Malgré toutes les divulgations, l’administration Biden n’a fourni aucune preuve montrant les complots de désinformation qu’elle prétend avoir découverts.

Le projet d’« invasion russe » a été approuvé par le sommet de la hiérarchie :

En décembre, la Tiger Team a organisé deux exercices virtuels pour tester divers scénarios et réponses. Le premier a réuni des secrétaires adjoints et le second des membres du Cabinet. M. Biden a examiné le scénario et a été informé des résultats, ont indiqué les responsables.

« C’est une chose de considérer chacun de ces problèmes – énergie, sanctions, posture militaire – isolément. C’en est une autre de les mettre ensemble et d’exécuter un plan pour chacun d’entre eux », a déclaré le responsable du NSC. « Ce que j’ai vu au cours de cet exercice de planification, c’est que, y compris aux niveaux les plus élevés, des indicateurs se sont allumées sur la façon dont les pièces s’assemblent. »

Le plan est suffisamment intégré pour permettre des objectifs et des réalisations dans de multiples domaines.

C’est pourquoi je pense que Matlock et Crooke ont raison dans leurs explications des motifs de l’enfumage « invasion russe ».

Il y a des objectifs nationaux et des objectifs de politique étrangère, et les pièces du plan s’emboîtent.

Mais cela n’est vrai que tant que l’ensemble ne s’effondre pas. Dans la vie réelle, aucun plan de bataille ne survit au premier contact avec l’ennemi.

Le refus très critiqué de Zelensky de jouer son rôle dans ce grand spectacle pourrait bien être l’un des éléments qui feront que tout s’écroule.
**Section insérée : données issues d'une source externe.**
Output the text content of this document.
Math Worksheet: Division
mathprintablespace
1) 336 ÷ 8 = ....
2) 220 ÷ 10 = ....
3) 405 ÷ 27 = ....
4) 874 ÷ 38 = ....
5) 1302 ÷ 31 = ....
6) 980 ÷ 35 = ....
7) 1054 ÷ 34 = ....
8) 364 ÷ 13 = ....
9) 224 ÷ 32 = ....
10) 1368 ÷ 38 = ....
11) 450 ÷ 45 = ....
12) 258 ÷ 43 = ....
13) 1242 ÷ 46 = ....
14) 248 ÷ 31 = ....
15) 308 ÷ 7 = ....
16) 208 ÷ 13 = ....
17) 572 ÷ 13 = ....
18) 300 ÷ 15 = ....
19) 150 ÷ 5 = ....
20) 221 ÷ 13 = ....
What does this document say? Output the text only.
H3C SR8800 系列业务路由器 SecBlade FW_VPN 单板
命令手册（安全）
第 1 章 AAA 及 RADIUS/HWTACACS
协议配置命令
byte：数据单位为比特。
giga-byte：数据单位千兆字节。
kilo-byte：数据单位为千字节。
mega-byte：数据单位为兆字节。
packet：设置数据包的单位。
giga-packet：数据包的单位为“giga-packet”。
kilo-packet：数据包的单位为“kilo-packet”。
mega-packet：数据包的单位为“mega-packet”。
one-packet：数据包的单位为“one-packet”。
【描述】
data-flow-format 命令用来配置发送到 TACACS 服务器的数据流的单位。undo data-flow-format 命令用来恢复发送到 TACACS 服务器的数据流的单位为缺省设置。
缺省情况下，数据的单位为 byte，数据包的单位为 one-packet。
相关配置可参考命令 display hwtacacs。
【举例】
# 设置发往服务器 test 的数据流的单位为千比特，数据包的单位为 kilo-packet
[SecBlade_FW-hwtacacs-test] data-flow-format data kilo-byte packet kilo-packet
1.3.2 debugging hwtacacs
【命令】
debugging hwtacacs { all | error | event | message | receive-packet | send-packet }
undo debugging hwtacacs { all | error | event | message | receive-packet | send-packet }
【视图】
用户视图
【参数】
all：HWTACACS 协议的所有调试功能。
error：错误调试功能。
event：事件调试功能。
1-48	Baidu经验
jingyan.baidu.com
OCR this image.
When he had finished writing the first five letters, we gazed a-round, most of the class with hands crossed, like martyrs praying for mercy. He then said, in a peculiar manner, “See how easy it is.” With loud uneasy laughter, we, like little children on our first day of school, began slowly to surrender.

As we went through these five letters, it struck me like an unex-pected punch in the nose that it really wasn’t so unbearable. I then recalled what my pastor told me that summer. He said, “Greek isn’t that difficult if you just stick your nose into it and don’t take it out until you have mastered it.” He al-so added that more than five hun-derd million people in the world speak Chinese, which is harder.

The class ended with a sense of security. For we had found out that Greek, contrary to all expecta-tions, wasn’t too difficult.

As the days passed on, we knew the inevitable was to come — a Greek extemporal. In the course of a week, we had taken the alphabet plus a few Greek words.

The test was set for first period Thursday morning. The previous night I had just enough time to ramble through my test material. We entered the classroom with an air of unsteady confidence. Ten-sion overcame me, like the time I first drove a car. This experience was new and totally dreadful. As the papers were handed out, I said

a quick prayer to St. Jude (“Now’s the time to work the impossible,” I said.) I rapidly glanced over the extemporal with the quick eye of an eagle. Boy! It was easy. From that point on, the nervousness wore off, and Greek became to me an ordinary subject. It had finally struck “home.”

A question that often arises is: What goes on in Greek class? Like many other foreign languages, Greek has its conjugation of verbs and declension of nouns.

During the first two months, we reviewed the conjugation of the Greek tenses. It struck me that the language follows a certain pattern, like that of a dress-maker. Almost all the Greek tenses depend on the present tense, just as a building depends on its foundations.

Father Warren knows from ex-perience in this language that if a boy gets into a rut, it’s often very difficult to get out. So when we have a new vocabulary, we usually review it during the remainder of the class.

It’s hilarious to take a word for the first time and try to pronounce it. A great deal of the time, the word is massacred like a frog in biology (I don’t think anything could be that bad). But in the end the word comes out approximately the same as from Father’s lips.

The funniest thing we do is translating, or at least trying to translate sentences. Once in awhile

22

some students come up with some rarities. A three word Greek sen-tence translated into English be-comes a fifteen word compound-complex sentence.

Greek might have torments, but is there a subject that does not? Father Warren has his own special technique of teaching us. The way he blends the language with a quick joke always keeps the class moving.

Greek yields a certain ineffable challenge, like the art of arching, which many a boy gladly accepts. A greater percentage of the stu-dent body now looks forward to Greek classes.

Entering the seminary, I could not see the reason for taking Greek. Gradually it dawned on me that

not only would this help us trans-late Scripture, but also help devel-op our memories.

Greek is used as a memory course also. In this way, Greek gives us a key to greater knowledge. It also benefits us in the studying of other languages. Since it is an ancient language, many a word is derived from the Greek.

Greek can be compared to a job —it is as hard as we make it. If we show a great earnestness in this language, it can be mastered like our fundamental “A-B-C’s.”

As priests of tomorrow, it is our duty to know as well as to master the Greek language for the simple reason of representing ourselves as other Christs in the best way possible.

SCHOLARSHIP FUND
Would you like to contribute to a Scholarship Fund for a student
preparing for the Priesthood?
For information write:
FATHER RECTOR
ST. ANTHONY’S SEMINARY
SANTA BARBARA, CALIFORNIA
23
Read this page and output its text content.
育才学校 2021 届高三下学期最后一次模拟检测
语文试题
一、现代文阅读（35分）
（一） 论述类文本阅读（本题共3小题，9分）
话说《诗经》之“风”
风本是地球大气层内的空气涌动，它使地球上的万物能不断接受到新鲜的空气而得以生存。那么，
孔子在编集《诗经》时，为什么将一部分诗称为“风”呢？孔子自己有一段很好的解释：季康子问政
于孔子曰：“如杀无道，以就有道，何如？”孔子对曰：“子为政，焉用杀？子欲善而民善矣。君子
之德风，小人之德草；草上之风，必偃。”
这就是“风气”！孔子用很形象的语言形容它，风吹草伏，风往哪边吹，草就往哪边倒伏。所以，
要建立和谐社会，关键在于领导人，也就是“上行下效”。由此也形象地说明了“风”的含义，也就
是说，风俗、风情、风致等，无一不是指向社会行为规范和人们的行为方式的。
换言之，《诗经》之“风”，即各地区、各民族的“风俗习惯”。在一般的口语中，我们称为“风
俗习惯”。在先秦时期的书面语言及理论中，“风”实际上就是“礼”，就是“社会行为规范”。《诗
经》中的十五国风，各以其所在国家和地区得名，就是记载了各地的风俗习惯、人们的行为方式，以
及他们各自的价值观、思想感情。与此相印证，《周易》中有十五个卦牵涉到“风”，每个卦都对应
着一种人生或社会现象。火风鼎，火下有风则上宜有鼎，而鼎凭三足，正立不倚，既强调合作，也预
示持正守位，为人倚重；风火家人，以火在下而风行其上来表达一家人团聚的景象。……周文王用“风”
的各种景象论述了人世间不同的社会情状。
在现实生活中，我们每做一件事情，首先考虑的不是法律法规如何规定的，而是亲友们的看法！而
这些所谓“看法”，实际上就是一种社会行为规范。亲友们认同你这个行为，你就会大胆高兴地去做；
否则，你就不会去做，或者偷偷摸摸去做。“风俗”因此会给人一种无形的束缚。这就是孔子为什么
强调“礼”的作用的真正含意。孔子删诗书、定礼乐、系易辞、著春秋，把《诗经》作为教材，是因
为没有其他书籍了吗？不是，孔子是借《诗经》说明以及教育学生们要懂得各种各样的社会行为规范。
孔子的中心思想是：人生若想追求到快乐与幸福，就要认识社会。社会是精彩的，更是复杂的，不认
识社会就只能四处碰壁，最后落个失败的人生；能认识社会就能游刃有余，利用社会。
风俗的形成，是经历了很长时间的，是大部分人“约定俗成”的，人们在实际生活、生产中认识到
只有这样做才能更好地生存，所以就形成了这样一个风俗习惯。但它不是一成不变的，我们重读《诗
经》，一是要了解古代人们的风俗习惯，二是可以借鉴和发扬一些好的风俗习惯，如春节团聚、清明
Il y a ensuite la Russie, qui est toujours douée pour créer de véritables surprises. Je parie que ses exigences en matière de sécurité et les projets de traités qu’elle a fournis n’étaient pas prévus dans le scénario. Elle a déjà réussi à faire pression sur Biden pour qu’il fasse des concessions que les États-Unis n’étaient pas disposés à faire auparavant. D’autres surprises dans différents domaines vont suivre. Dès que les Jeux olympiques seront terminés, la Chine pourrait également jouer un rôle dans cette affaire.

Les grands projets entraînent souvent de grands échecs.

Moon of Alabama

Traduit par Wayan, relu par Hervé, pour le Saker Francophone

Source : Le Saker francophone
https://lesakerfrancophone.fr/…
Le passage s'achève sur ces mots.